Environmentally Preferred
At the top of the federal government’s environmental agenda is the need to reduce air pollution caused by engine emissions. The use of clean-burning fuels is critical to achieving this goal. Propane is on the Environmental Protection Agency’s (EPA) list of federally approved clean-burning fuels. Furthermore, propane is contained in a sealed, pressure-tight system at all times, and there are no evaporative emissions. This eliminates a significant source of secondary pollution.

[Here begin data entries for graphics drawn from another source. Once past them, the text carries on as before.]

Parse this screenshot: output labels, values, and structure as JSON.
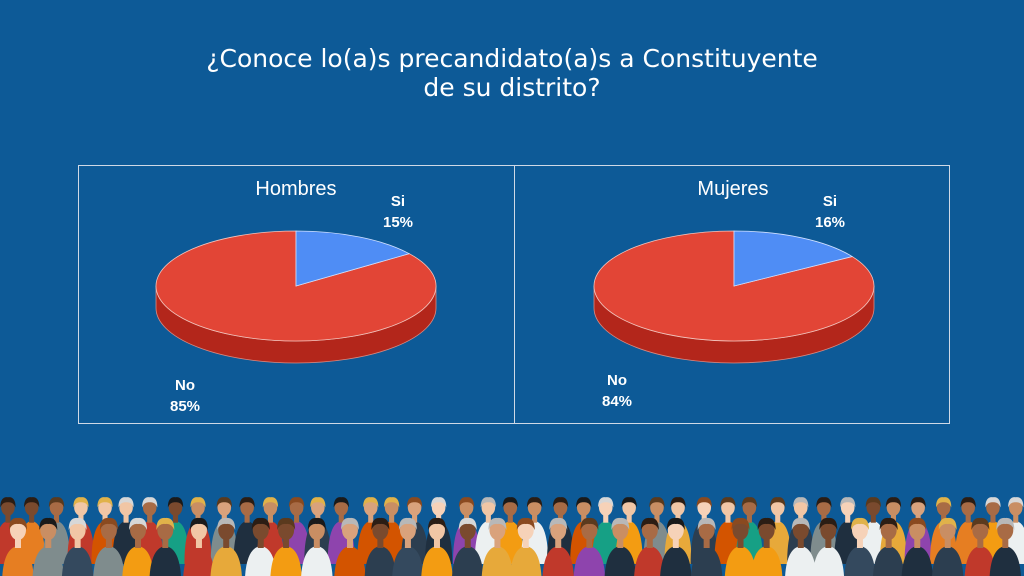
{
  "title": {
    "line1": "¿Conoce lo(a)s precandidato(a)s a Constituyente",
    "line2": "de su distrito?"
  },
  "colors": {
    "background": "#0d5a97",
    "no": "#e24536",
    "no_side": "#b3261b",
    "si": "#4f8df5",
    "si_side": "#2f63c0",
    "text_dark": "#ffffff",
    "panel_border": "#cfd9e6"
  },
  "chart_data": [
    {
      "type": "pie",
      "title": "Hombres",
      "categories": [
        "Si",
        "No"
      ],
      "values": [
        15,
        85
      ],
      "labels": [
        "15%",
        "85%"
      ]
    },
    {
      "type": "pie",
      "title": "Mujeres",
      "categories": [
        "Si",
        "No"
      ],
      "values": [
        16,
        84
      ],
      "labels": [
        "16%",
        "84%"
      ]
    }
  ]
}
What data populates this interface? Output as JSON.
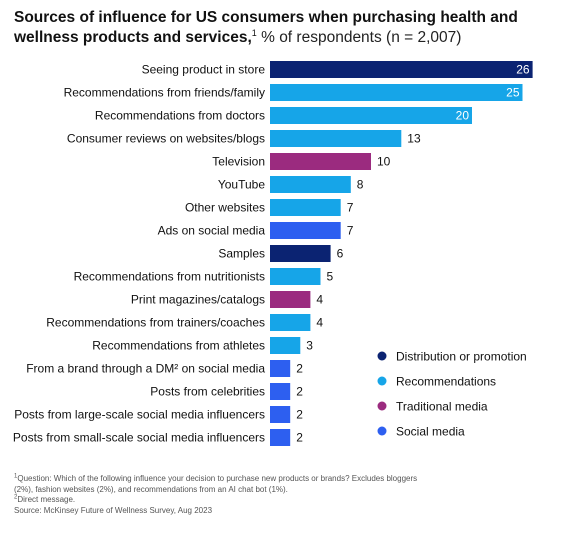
{
  "title": {
    "bold": "Sources of influence for US consumers when purchasing health and wellness products and services,",
    "note_mark": "1",
    "rest": " % of respondents (n = 2,007)"
  },
  "colors": {
    "distribution": "#0b2372",
    "recommendations": "#16a5e8",
    "traditional": "#9b2b7f",
    "social": "#2d5ff0"
  },
  "chart_data": {
    "type": "bar",
    "orientation": "horizontal",
    "categories": [
      "Seeing product in store",
      "Recommendations from friends/family",
      "Recommendations from doctors",
      "Consumer reviews on websites/blogs",
      "Television",
      "YouTube",
      "Other websites",
      "Ads on social media",
      "Samples",
      "Recommendations from nutritionists",
      "Print magazines/catalogs",
      "Recommendations from trainers/coaches",
      "Recommendations from athletes",
      "From a brand through a DM² on social media",
      "Posts from celebrities",
      "Posts from large-scale social media influencers",
      "Posts from small-scale social media influencers"
    ],
    "values": [
      26,
      25,
      20,
      13,
      10,
      8,
      7,
      7,
      6,
      5,
      4,
      4,
      3,
      2,
      2,
      2,
      2
    ],
    "groups": [
      "distribution",
      "recommendations",
      "recommendations",
      "recommendations",
      "traditional",
      "recommendations",
      "recommendations",
      "social",
      "distribution",
      "recommendations",
      "traditional",
      "recommendations",
      "recommendations",
      "social",
      "social",
      "social",
      "social"
    ],
    "value_labels_inside": [
      true,
      true,
      true,
      false,
      false,
      false,
      false,
      false,
      false,
      false,
      false,
      false,
      false,
      false,
      false,
      false,
      false
    ],
    "legend": [
      {
        "key": "distribution",
        "label": "Distribution or promotion"
      },
      {
        "key": "recommendations",
        "label": "Recommendations"
      },
      {
        "key": "traditional",
        "label": "Traditional media"
      },
      {
        "key": "social",
        "label": "Social media"
      }
    ],
    "legend_position": "right",
    "grid": false,
    "xlim": [
      0,
      26
    ]
  },
  "footnotes": {
    "note1_mark": "1",
    "note1_line1": "Question: Which of the following influence your decision to purchase new products or brands? Excludes bloggers",
    "note1_line2": "(2%), fashion websites (2%), and recommendations from an AI chat bot (1%).",
    "note2_mark": "2",
    "note2": "Direct message.",
    "source": "Source: McKinsey Future of Wellness Survey, Aug 2023"
  }
}
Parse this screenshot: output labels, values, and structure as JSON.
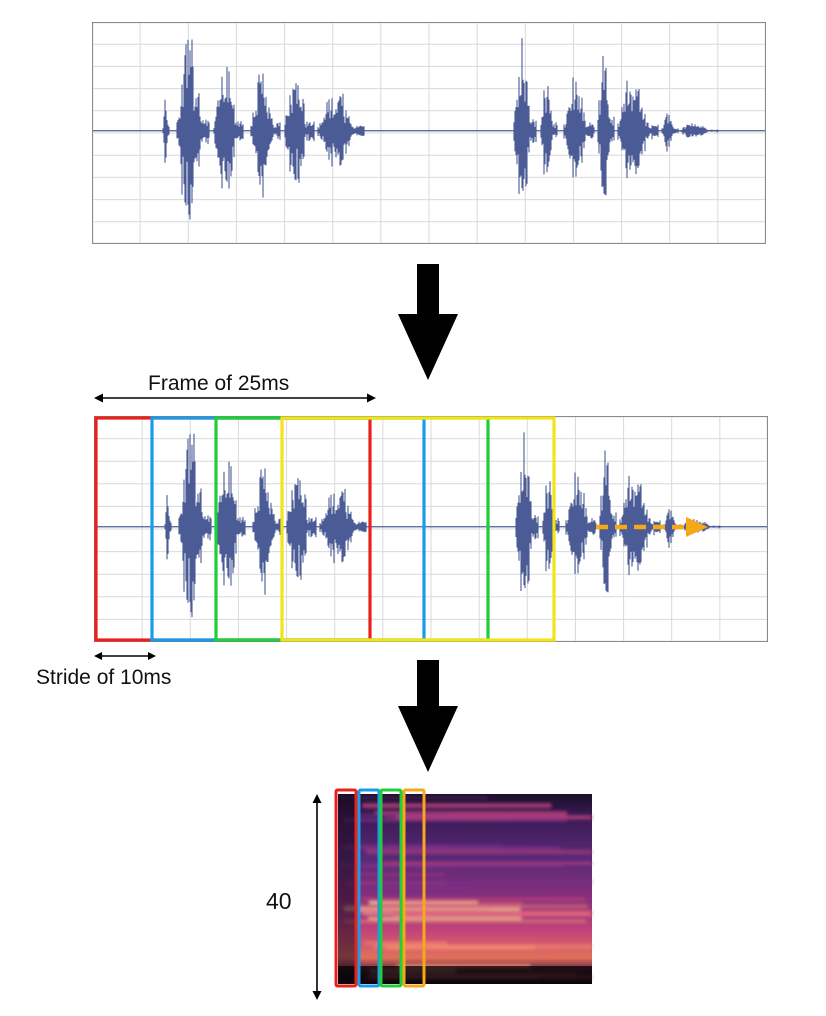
{
  "labels": {
    "frame": "Frame of 25ms",
    "stride": "Stride of 10ms",
    "mel_bins": "40"
  },
  "colors": {
    "waveform": "#4b5b96",
    "grid": "#d9d9d9",
    "panel_border": "#8a8a8a",
    "arrow": "#000000",
    "frame_red": "#e8221b",
    "frame_blue": "#1a9be8",
    "frame_green": "#1fcf3a",
    "frame_yellow": "#f5e31a",
    "frame_orange": "#f5a81a",
    "direction_arrow": "#f5a81a"
  },
  "icons": {
    "flow_arrow": "down-arrow-icon",
    "frame_span": "double-arrow-icon",
    "stride_span": "double-arrow-icon",
    "slide_direction": "dashed-right-arrow-icon",
    "bins_span": "vertical-double-arrow-icon"
  }
}
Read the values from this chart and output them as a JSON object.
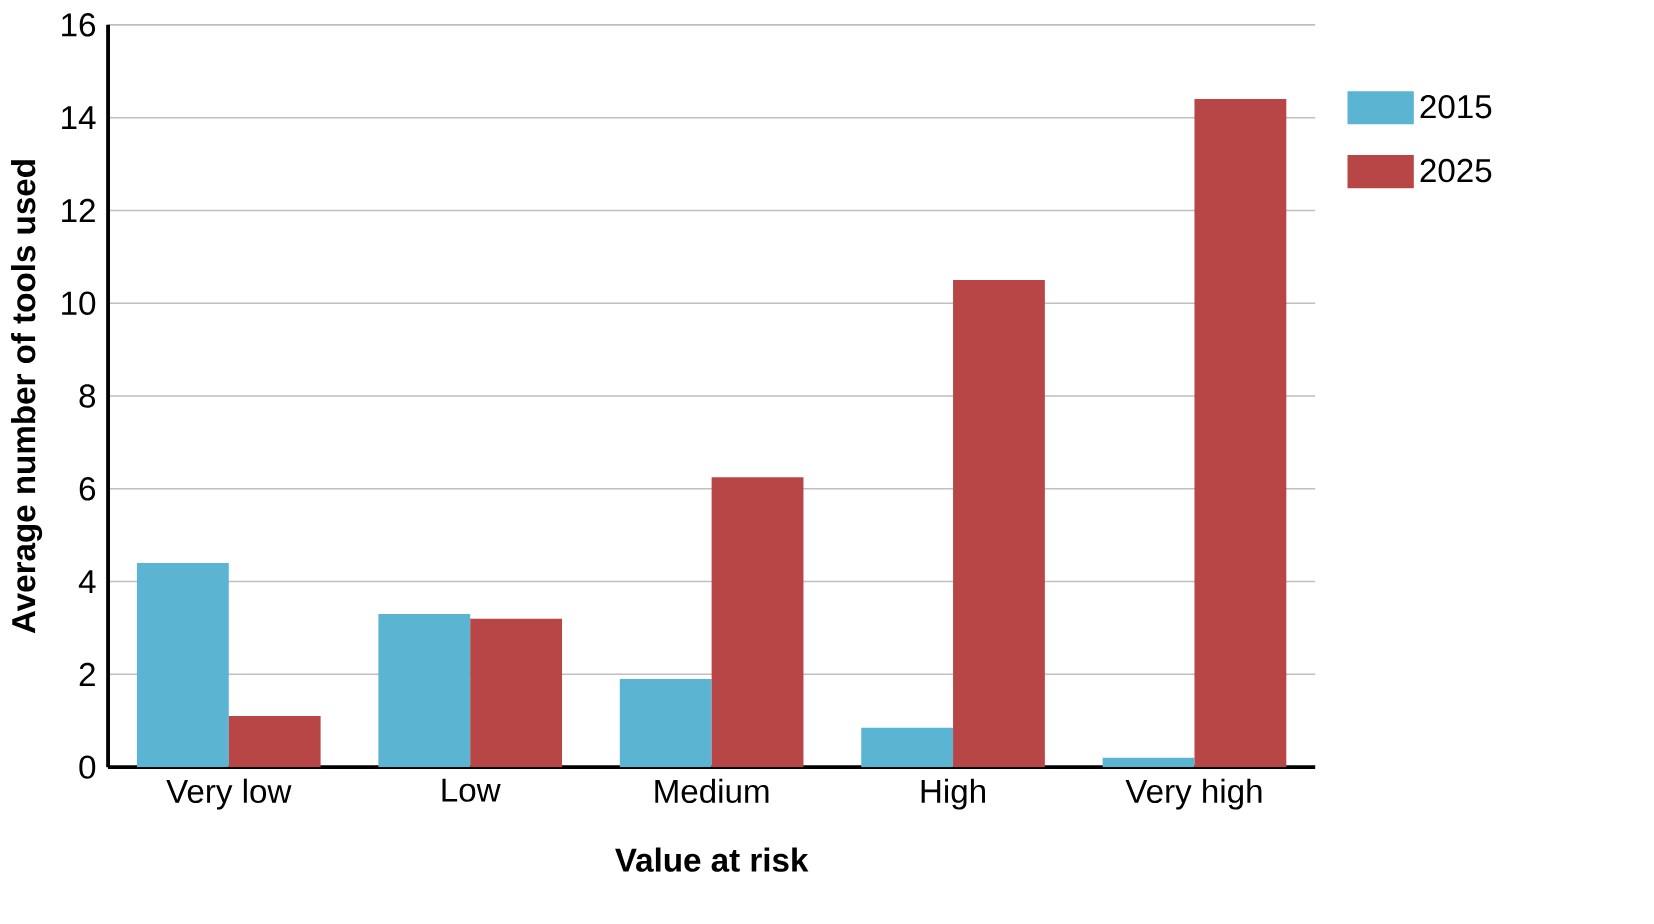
{
  "chart_data": {
    "type": "bar",
    "xlabel": "Value at risk",
    "ylabel": "Average number of tools used",
    "categories": [
      "Very low",
      "Low",
      "Medium",
      "High",
      "Very high"
    ],
    "series": [
      {
        "name": "2015",
        "color": "#5ab4d2",
        "values": [
          4.4,
          3.3,
          1.9,
          0.85,
          0.2
        ]
      },
      {
        "name": "2025",
        "color": "#b94646",
        "values": [
          1.1,
          3.2,
          6.25,
          10.5,
          14.4
        ]
      }
    ],
    "ylim": [
      0,
      16
    ],
    "yticks": [
      0,
      2,
      4,
      6,
      8,
      10,
      12,
      14,
      16
    ],
    "grid": "y",
    "legend": "top right"
  }
}
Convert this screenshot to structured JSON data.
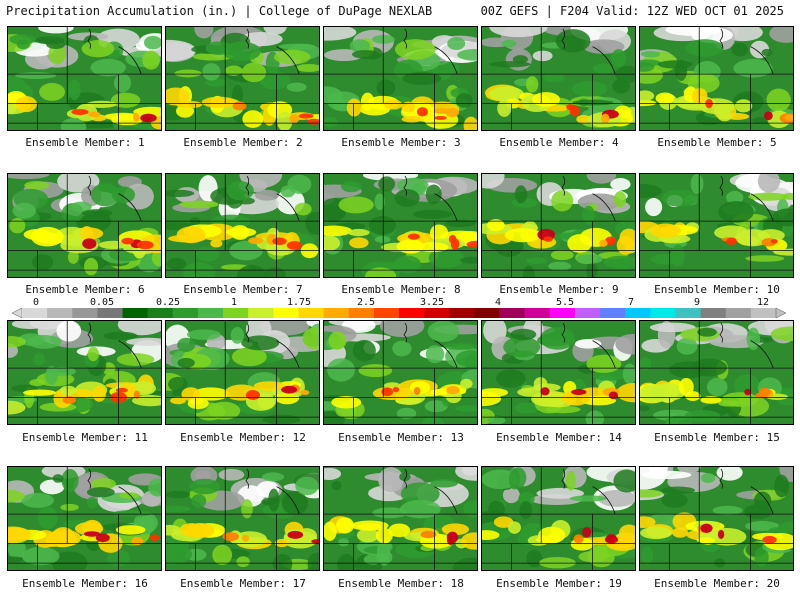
{
  "header": {
    "left_title": "Precipitation Accumulation (in.) | College of DuPage NEXLAB",
    "right_title": "00Z GEFS | F204 Valid: 12Z WED OCT 01 2025"
  },
  "colorbar": {
    "tick_labels": [
      "0",
      "0.05",
      "0.25",
      "1",
      "1.75",
      "2.5",
      "3.25",
      "4",
      "5.5",
      "7",
      "9",
      "12"
    ],
    "colors": [
      "#d8d8d8",
      "#b8b8b8",
      "#989898",
      "#787878",
      "#006400",
      "#1a7f1a",
      "#2e9b2e",
      "#4cb84c",
      "#7ed321",
      "#c9ef2c",
      "#ffff00",
      "#ffd700",
      "#ffaa00",
      "#ff7f00",
      "#ff4500",
      "#ff0000",
      "#d20000",
      "#a00000",
      "#800000",
      "#a0005a",
      "#d0009a",
      "#ff00ff",
      "#c060ff",
      "#6080ff",
      "#00c8ff",
      "#00e8e8",
      "#40c0c0",
      "#808080",
      "#a0a0a0",
      "#c0c0c0"
    ]
  },
  "members": [
    {
      "label": "Ensemble Member: 1"
    },
    {
      "label": "Ensemble Member: 2"
    },
    {
      "label": "Ensemble Member: 3"
    },
    {
      "label": "Ensemble Member: 4"
    },
    {
      "label": "Ensemble Member: 5"
    },
    {
      "label": "Ensemble Member: 6"
    },
    {
      "label": "Ensemble Member: 7"
    },
    {
      "label": "Ensemble Member: 8"
    },
    {
      "label": "Ensemble Member: 9"
    },
    {
      "label": "Ensemble Member: 10"
    },
    {
      "label": "Ensemble Member: 11"
    },
    {
      "label": "Ensemble Member: 12"
    },
    {
      "label": "Ensemble Member: 13"
    },
    {
      "label": "Ensemble Member: 14"
    },
    {
      "label": "Ensemble Member: 15"
    },
    {
      "label": "Ensemble Member: 16"
    },
    {
      "label": "Ensemble Member: 17"
    },
    {
      "label": "Ensemble Member: 18"
    },
    {
      "label": "Ensemble Member: 19"
    },
    {
      "label": "Ensemble Member: 20"
    }
  ]
}
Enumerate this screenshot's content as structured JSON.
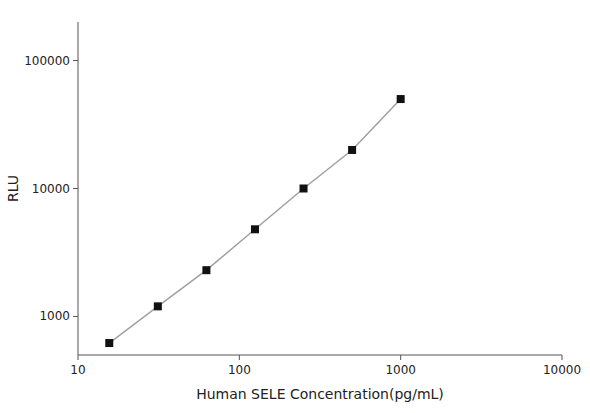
{
  "chart_data": {
    "type": "line",
    "x": [
      15.625,
      31.25,
      62.5,
      125,
      250,
      500,
      1000
    ],
    "values": [
      620,
      1200,
      2300,
      4800,
      10000,
      20000,
      50000
    ],
    "xlabel": "Human SELE Concentration(pg/mL)",
    "ylabel": "RLU",
    "xlim": [
      10,
      10000
    ],
    "ylim": [
      500,
      200000
    ],
    "xticks": [
      10,
      100,
      1000,
      10000
    ],
    "yticks": [
      1000,
      10000,
      100000
    ],
    "log": true,
    "grid": false,
    "marker": "square",
    "line_style": "solid",
    "color": "#111111"
  }
}
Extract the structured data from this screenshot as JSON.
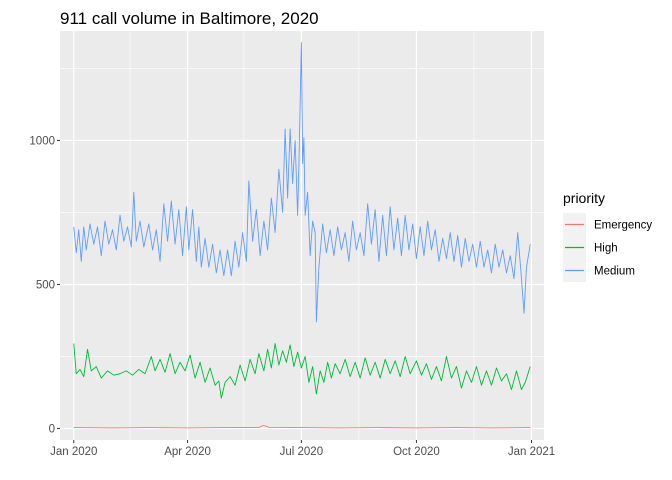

Propane is clean burning. Tests conducted by the EPA show that propane engines produce 60 percent less ozone-forming emissions than reformulated gasoline. Recent tailpipe emissions tests performed on Orange County (California) Transit Authority’s propane buses showed they emitted 87 percent less total hydrocarbons, 50 percent less nitrogen oxides, and 40 percent less particulate matter than gasoline-fueled buses.
Safe
Propane is nontoxic and nonpoisonous, and has a very small flammability range (the lowest among all the alternative fuels). Propane vehicle tanks are tested to four times the normal operating pressures, and the tanks are 20 times as puncture resistant as gasoline tanks. (Source – Puget Sound Clean Cities Coalition).
Readily Available
More than 90% of all propane used in the US is produced domestically meaning the revenue from this source of energy would stay in the USA. There are over 10,000 public propane refueling stations and an established network of licensed propane conversion centers throughout the country, and the numbers are growing.